Cannes 2018 : Critique à chaud de Yomeddine d'Abu Bakr Shawky

Simon Riaux | 10 mai 2018 - MAJ : 09/03/2021 15:58
Simon Riaux | 10 mai 2018 - MAJ : 09/03/2021 15:58

Abu Bakr Shawky se dévoile à Cannes avec Yomeddine, qui lui vaut d'être le plus jeune metteur en scène de 2018 à concourir à la Palme d'Or. Curiosité redoublée par la nature du projet : un road trip égyptien aux côtés d'un lépreux à la recherche de sa famille, interprété par une authentique victime de la maladie.

 

PAS DE BRAS


Les premières minutes de Yomeddine impressionnent.

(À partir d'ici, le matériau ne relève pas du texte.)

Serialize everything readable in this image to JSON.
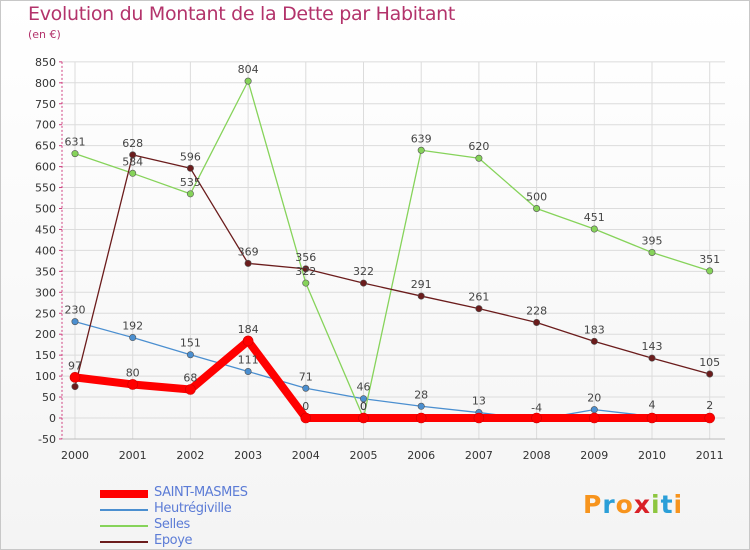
{
  "header": {
    "title": "Evolution du Montant de la Dette par Habitant",
    "unit": "(en €)"
  },
  "logo": {
    "text": "Proxiti",
    "colors": [
      "#f7941d",
      "#2b9fd8",
      "#f7941d",
      "#d92027",
      "#8dc63f",
      "#2b9fd8",
      "#f7941d"
    ]
  },
  "chart_data": {
    "type": "line",
    "x": [
      "2000",
      "2001",
      "2002",
      "2003",
      "2004",
      "2005",
      "2006",
      "2007",
      "2008",
      "2009",
      "2010",
      "2011"
    ],
    "ylim": [
      -50,
      850
    ],
    "yticks": [
      -50,
      0,
      50,
      100,
      150,
      200,
      250,
      300,
      350,
      400,
      450,
      500,
      550,
      600,
      650,
      700,
      750,
      800,
      850
    ],
    "grid": true,
    "legend_position": "bottom-left",
    "series": [
      {
        "name": "SAINT-MASMES",
        "color": "#ff0000",
        "values": [
          97,
          80,
          68,
          184,
          0,
          0,
          0,
          0,
          0,
          0,
          0,
          0
        ],
        "labels": [
          "97",
          "80",
          "68",
          "184",
          "0",
          "0",
          "",
          "",
          "",
          "",
          "",
          ""
        ]
      },
      {
        "name": "Heutrégiville",
        "color": "#4b8fd0",
        "values": [
          230,
          192,
          151,
          111,
          71,
          46,
          28,
          13,
          -4,
          20,
          4,
          2
        ],
        "labels": [
          "230",
          "192",
          "151",
          "111",
          "71",
          "46",
          "28",
          "13",
          "-4",
          "20",
          "4",
          "2"
        ]
      },
      {
        "name": "Selles",
        "color": "#86d35a",
        "values": [
          631,
          584,
          535,
          804,
          322,
          0,
          639,
          620,
          500,
          451,
          395,
          351
        ],
        "labels": [
          "631",
          "584",
          "535",
          "804",
          "322",
          "0",
          "639",
          "620",
          "500",
          "451",
          "395",
          "351"
        ]
      },
      {
        "name": "Epoye",
        "color": "#6b1c1c",
        "values": [
          75,
          628,
          596,
          369,
          356,
          322,
          291,
          261,
          228,
          183,
          143,
          105
        ],
        "labels": [
          "",
          "628",
          "596",
          "369",
          "356",
          "322",
          "291",
          "261",
          "228",
          "183",
          "143",
          "105"
        ]
      }
    ]
  }
}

Baigné dans une lumière azuréenne, nous découvrons le corps et le visage de Rady Gamal, vulnérable, grêlé de cicatrices, il constitue un paysage vierge et tourmenté, exploré pour la première fois par une caméra de cinéma.
Expérience inédite, immersion radicale. L'effet est évidemment saisissant et assure d'autant plus au métrage une grande puissance qu'il déjoue dans un premier temps les attendus du drame de festival édifiant et doloriste. Extrêmement rythmé, bourré de rebondissements et ne surjouant jamais le catalogue de souffrances, le périple de Beshay parvient à nous emmener et à divertir avec une facilité déconcertante.

 

photo Yomeddine


PAS DE CHOCOLAT


Mais ces réelles qualités sont progressivement balayées par deux écueils majeurs. Le premier vient tout simplement de la mise en scène, ou plutôt de son absence. Abu Bakr Shawky ne parvient jamais à chorégraphier, découper, ordonner son action et les mouvements qu'elle génère. Réduit à scruter le visage de son épatant comédien, il révèle en creux que sous ses airs de quête de dignité, son projet de cinéma se limite finalement à enregistrer le martyr lumineux d'un damné de la terre, immortaliser la condition de lépreux. Une absence de discours qui confine par endroits à la putasserie la plus basse.

 

photo Yomeddine


L'épilogue vient confirmer la fragilité de l'édifice et les contradictions qui le minent quand, en une poignée de séquences, le scénario vient non seulement justifier le sort fait à Beshay, transformant l'inhumanité de ses bourreaux en compassion, et sa léproserie carcérale en ultime refuge.
Yomeddine se mue alors précisément en ce qu'il se devait d'éviter, à savoir une carte postale destinée aux festivaliers occidentaux désireux de sortir de projection les yeux humides. Humides et propres.

 
Yomeddine évite le piège de la dépression lourdingue pour mieux se vautrer dans une bonne conscience putassiere.